What Are Deer Ticks?

Deer, or black-legged, ticks are arachnids that live in the northeastern, mid-Atlantic, and northern central areas of the United States. To identify these backyard invaders, look for:

  • Color. Deer ticks are orange-brownish or reddish-brown in color and have dark legs.
  • Legs. These arachnids have eight legs. If the bug in your backyard has less (or more), it isn’t a deer tick.
  • Shape. The deer tick has a flat oval shape.
  • Size. Female deer ticks are about one-eighth of an inch long. The males are smaller, with an adult size of 1/16-inch.

Even though the deer tick has its own characteristic appearance, other pests may mimic the arachnids’ look. If you’re not sure whether the pests in your yard are ticks, beetles, or another bug, contact a professional for an inspection and evaluation.

Why Is Deer Tick Extermination Necessary?

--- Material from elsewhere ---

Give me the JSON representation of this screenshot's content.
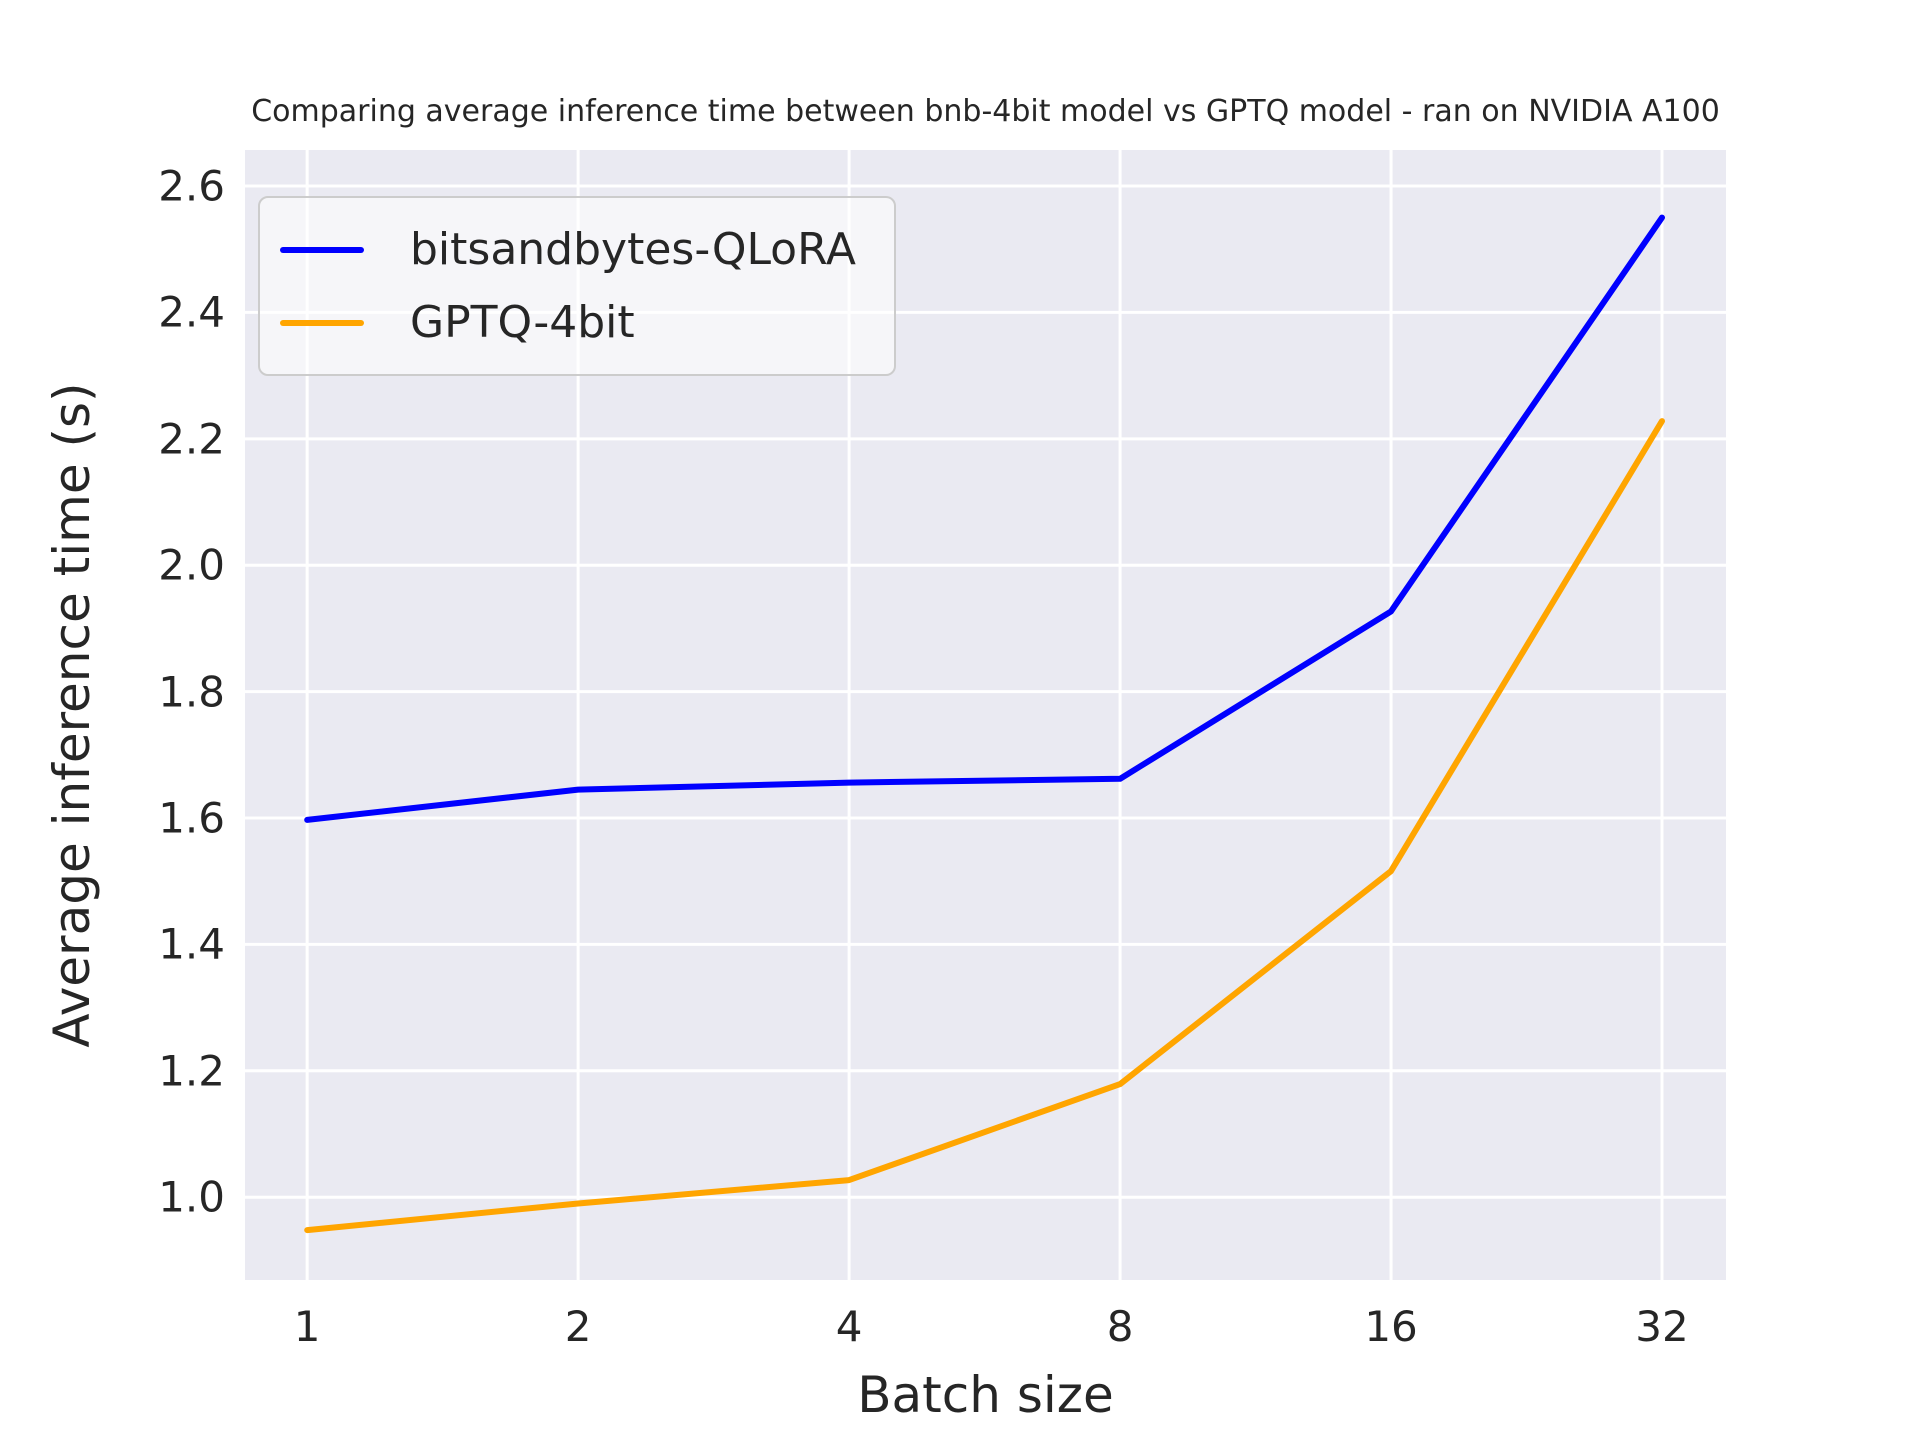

If the ticks stay outside, do you really need to eliminate them? One or two ticks probably aren’t a problem. But if you have a steady invasion, these arachnid invaders could put you or your family at risk. Deer ticks are known to transmit Lyme disease to humans. The transmission cycle includes:

  • Nymphs. According to the U.S. Centers for Disease Control and Prevention (CDC), most human infections occur due to bites from immature ticks — also known as nymphs. While nymphs are more likely to go unnoticed, an adult can also transmit the disease.
  • Questing. Unlike fleas and flies, ticks can’t jump or fly onto your body. The deer tick waits on grass, shrubs, or other plant-life until a suitable host passes by. This process, known as questing, allows the tick to hitchhike onto a human without most people noticing the invader.
    Attachment. The CDC notes that it typically takes 36 to 48 hours for the deer tick to transmit the Lyme disease bacteria (Borrelia burgdorferi) to a human. This means the tick must stay on your body long enough to give you the disease.
  • Symptoms. Symptoms can start from three to 30 days after the bite, according to the CDC. These include fever, chills, fatigue, headache, muscle aches, joint aches, or swollen lymph nodes. You may also see a bull’s-eye-shaped rash on your skin.

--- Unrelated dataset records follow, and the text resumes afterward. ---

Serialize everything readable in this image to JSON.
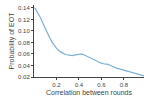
{
  "chart_data": {
    "type": "line",
    "xlabel": "Correlation between rounds",
    "ylabel": "Probability of EOT",
    "x": [
      0.0,
      0.01,
      0.02,
      0.04,
      0.06,
      0.08,
      0.1,
      0.12,
      0.14,
      0.16,
      0.18,
      0.2,
      0.22,
      0.24,
      0.26,
      0.28,
      0.3,
      0.32,
      0.34,
      0.36,
      0.38,
      0.4,
      0.42,
      0.44,
      0.46,
      0.48,
      0.5,
      0.52,
      0.54,
      0.56,
      0.58,
      0.6,
      0.62,
      0.64,
      0.66,
      0.68,
      0.7,
      0.72,
      0.74,
      0.76,
      0.78,
      0.8,
      0.82,
      0.84,
      0.86,
      0.88,
      0.9,
      0.92,
      0.94,
      0.96,
      0.98
    ],
    "values": [
      0.14,
      0.139,
      0.136,
      0.13,
      0.122,
      0.113,
      0.104,
      0.096,
      0.088,
      0.081,
      0.075,
      0.07,
      0.066,
      0.063,
      0.061,
      0.059,
      0.058,
      0.057,
      0.057,
      0.058,
      0.059,
      0.06,
      0.06,
      0.059,
      0.057,
      0.055,
      0.053,
      0.051,
      0.05,
      0.048,
      0.046,
      0.044,
      0.043,
      0.043,
      0.042,
      0.04,
      0.038,
      0.036,
      0.035,
      0.034,
      0.033,
      0.032,
      0.031,
      0.03,
      0.029,
      0.028,
      0.026,
      0.025,
      0.024,
      0.023,
      0.022
    ],
    "color": "#7bafd4",
    "xlim": [
      0.0,
      0.98
    ],
    "ylim": [
      0.02,
      0.145
    ],
    "xticks": [
      0.2,
      0.4,
      0.6,
      0.8
    ],
    "yticks": [
      0.02,
      0.04,
      0.06,
      0.08,
      {
        "value": 0.1,
        "label": "0.10"
      },
      0.12,
      0.14
    ],
    "grid": false
  }
}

While not every deer tick bite will result in Lyme disease infection, the possibility of transmission means you need to take these invaders seriously. Along with protective measures (long pants, long shirts, and insect repellent sprays), a pest control professional can reduce the risks.

How Should You Eliminate Deer Ticks?

Deer tick extermination is not a do-it-yourself job. Avoid commercially available products or homemade treatments. This can pose safety risks to you and the wildlife in your yard. A DIY extermination job may also leave ticks behind, which opens your home to a re-infestation.

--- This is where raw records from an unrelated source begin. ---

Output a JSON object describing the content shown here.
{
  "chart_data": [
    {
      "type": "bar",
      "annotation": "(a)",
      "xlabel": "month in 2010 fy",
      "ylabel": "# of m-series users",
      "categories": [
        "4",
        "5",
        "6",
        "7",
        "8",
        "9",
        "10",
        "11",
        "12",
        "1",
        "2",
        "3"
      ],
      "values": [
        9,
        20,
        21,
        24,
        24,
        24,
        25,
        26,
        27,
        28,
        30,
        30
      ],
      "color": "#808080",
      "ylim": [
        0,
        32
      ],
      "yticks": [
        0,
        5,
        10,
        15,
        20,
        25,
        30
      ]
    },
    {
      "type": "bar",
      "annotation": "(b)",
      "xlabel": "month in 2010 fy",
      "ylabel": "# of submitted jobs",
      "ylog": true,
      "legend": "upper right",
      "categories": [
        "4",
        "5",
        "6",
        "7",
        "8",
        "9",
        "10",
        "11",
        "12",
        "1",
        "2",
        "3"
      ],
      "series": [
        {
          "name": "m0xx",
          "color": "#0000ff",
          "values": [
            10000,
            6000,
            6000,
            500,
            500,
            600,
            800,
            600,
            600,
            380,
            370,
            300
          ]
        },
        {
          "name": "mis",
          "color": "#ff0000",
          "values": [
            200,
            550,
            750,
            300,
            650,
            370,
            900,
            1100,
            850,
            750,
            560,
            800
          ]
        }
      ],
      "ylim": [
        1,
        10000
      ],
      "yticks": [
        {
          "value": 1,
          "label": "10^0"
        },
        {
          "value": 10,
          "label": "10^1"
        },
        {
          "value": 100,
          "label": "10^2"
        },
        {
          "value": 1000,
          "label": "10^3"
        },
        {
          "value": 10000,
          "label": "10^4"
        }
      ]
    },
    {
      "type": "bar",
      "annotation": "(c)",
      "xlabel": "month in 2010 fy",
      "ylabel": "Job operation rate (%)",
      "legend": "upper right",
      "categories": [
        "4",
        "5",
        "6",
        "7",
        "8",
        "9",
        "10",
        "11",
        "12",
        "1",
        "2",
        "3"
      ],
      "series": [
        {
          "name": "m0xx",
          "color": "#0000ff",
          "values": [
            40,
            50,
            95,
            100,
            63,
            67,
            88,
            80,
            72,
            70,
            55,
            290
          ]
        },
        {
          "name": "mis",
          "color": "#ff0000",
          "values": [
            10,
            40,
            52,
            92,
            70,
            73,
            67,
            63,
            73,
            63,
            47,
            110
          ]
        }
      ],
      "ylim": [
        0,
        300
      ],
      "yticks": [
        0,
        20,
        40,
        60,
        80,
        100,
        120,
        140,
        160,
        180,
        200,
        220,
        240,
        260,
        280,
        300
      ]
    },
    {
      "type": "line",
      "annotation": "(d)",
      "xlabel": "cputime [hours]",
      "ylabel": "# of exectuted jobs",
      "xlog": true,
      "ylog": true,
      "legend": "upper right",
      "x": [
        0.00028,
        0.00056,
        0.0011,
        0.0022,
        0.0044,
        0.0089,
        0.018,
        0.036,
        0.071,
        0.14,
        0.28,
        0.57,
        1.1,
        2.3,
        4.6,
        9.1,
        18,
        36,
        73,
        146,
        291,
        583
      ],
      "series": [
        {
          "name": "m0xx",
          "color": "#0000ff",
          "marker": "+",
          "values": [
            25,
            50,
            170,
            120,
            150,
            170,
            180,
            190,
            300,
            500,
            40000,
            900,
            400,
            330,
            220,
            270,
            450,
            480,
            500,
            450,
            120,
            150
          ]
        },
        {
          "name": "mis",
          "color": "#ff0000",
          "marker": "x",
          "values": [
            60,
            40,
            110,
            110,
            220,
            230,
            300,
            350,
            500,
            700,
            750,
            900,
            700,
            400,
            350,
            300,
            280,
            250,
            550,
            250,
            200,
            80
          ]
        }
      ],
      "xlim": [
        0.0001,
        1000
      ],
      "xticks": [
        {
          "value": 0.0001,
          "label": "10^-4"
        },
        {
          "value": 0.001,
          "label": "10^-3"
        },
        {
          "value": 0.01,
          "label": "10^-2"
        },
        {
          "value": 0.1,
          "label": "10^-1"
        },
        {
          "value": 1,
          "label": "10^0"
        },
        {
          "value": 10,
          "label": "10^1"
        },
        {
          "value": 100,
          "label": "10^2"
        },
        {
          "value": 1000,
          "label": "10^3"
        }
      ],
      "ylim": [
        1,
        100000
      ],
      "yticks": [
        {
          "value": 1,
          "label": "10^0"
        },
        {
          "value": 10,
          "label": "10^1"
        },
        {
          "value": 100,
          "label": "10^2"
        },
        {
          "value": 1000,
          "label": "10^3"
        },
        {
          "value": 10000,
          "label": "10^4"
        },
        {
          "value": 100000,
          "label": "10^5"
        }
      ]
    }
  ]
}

  • When you hire a professional to exterminate the deer ticks in your yard, ask:
  • How much experience do you have? The exterminator should have specialized experience handling deer tick infestations.
  • How do you plan to treat the area? Learn more about the type of treatment, how it affects your yard (including wildlife and plant life), and the impact it could have on your family.
  • What types of maintenance services do you offer? The ticks could come back. Prevent a re-infestation with routine pest prevention services.
    The pest control professional can also help you to tick-proof your home. This may include recommendations for preventative and protective measures or the extermination of tick-carrying pests, such as raccoons or squirrels.